SWR4 Abendgedanken

SWR4 Abendgedanken

Ich kann es manchmal nicht mehr hören, wenn mein 10-jähriger Sohn mir schon wieder erzählt, mit welcher Attacke er das gegnerische Pokemon-Wesen besiegt hat. Oder mir einfach ungefragt erklärt, welche Macht ein Jedi-Ritter hat und in welchem Jahr das Raumschiff Enterprise unterwegs ist.

Da stelle ich mir dann etwas sorgenvoll die Frage - lebt dieser Junge zu sehr in seiner Fantasie-Welt? Ist das tägliche, reale Geschehen nicht aufregend genug? Oder ist es womöglich zu aufregend und provoziert gar die Flucht ins Fantastische? Die nächste Frage schließt sich an: was bringen solche Fantasiegeschichten? Als Mutter bin ich doch darauf bedacht, dass die Spiele meiner Kinder möglichst sinnvoll sind. Dass die Kleinen dabei auch was lernen.

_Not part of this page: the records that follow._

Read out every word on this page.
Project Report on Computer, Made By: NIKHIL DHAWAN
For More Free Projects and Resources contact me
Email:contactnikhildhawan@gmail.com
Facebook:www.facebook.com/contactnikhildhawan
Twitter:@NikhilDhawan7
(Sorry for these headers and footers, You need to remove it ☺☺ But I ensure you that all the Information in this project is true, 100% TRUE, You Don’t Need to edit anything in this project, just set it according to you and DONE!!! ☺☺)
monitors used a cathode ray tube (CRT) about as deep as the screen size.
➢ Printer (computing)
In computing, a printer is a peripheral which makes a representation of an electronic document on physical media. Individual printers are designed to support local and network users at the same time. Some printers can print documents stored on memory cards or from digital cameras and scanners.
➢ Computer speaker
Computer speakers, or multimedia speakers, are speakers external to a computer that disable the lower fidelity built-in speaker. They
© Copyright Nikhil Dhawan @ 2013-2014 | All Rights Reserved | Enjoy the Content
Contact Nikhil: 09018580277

Und dann kommt eines Abends beim ins Bett bringen diese Frage: „Mama, kann sich Gott eigentlich teleportieren?“ Ich verstehe nicht ganz und frage nochmal nach, was er meint. „Ich will wissen, ob Gott sich teleportieren kann?“. Da ich weder mit der Welt der Computerspiele noch den Science-fiction-Geschichten im Weltraum vertraut bin, lasse ich mich aufklären:

„Teleportieren, das gibt’s bei Raumschiff Enterprise. Das geht so: Du bist an einem Ort. Und in ein paar Sekunden bist Du an einem anderen Ort. Mit einem speziellen Transporter. Ganz weit weg.“

„Und warum sollte Gott sich teleportieren können?“ frage ich zurück:

„Weil, er muss ja an so vielen Orten sein. Er wird doch eigentlich überall gleichzeitig gebraucht! Da wär’s doch gut, er könnte sich teleportieren. Ganz schnell und überall hin.“

Da geht es meinem 10jährigen Sohn doch tatsächlich um eine hoch theologische Frage: Um die Omnipräsenz, die Allgegenwart Gottes. Ohne dass er je von dem Wort „Omni-Präsenz“ gehört hat. Und wohl deshalb denkt oder sagt er nicht: Gott ist allgegenwärtig, Gott ist in mir, in Dir und in allen Geschöpfen. Sondern für ihn entsteht die Allgegenwärtigkeit Gottes aus der Notwendigkeit: wenn er Gott ist, dann hat er gefälligst überall da zu sein, wo er gebraucht wird. Und wenn er sich dazu durch Raum und Zeit beamen kann, dann wäre das doch ganz geschickt.

Dass Gott zu jeder Zeit an jedem Punkt unserer Welt gegenwärtig ist, das zu glauben braucht eine Vorstellungskraft, die unsere (Denk)Grenzen übersteigt.

Meine Frage jedenfalls - was bringen diese ganzen Fantasie-Geschichten überhaupt?  – die hat sich erübrigt.  Ich hätte nach dem Gespräch mit meinem Sohn sogar eine Antwort auf die Frage: Was haben Raumschiff-Captain Kirk und der liebe Gott gemeinsam?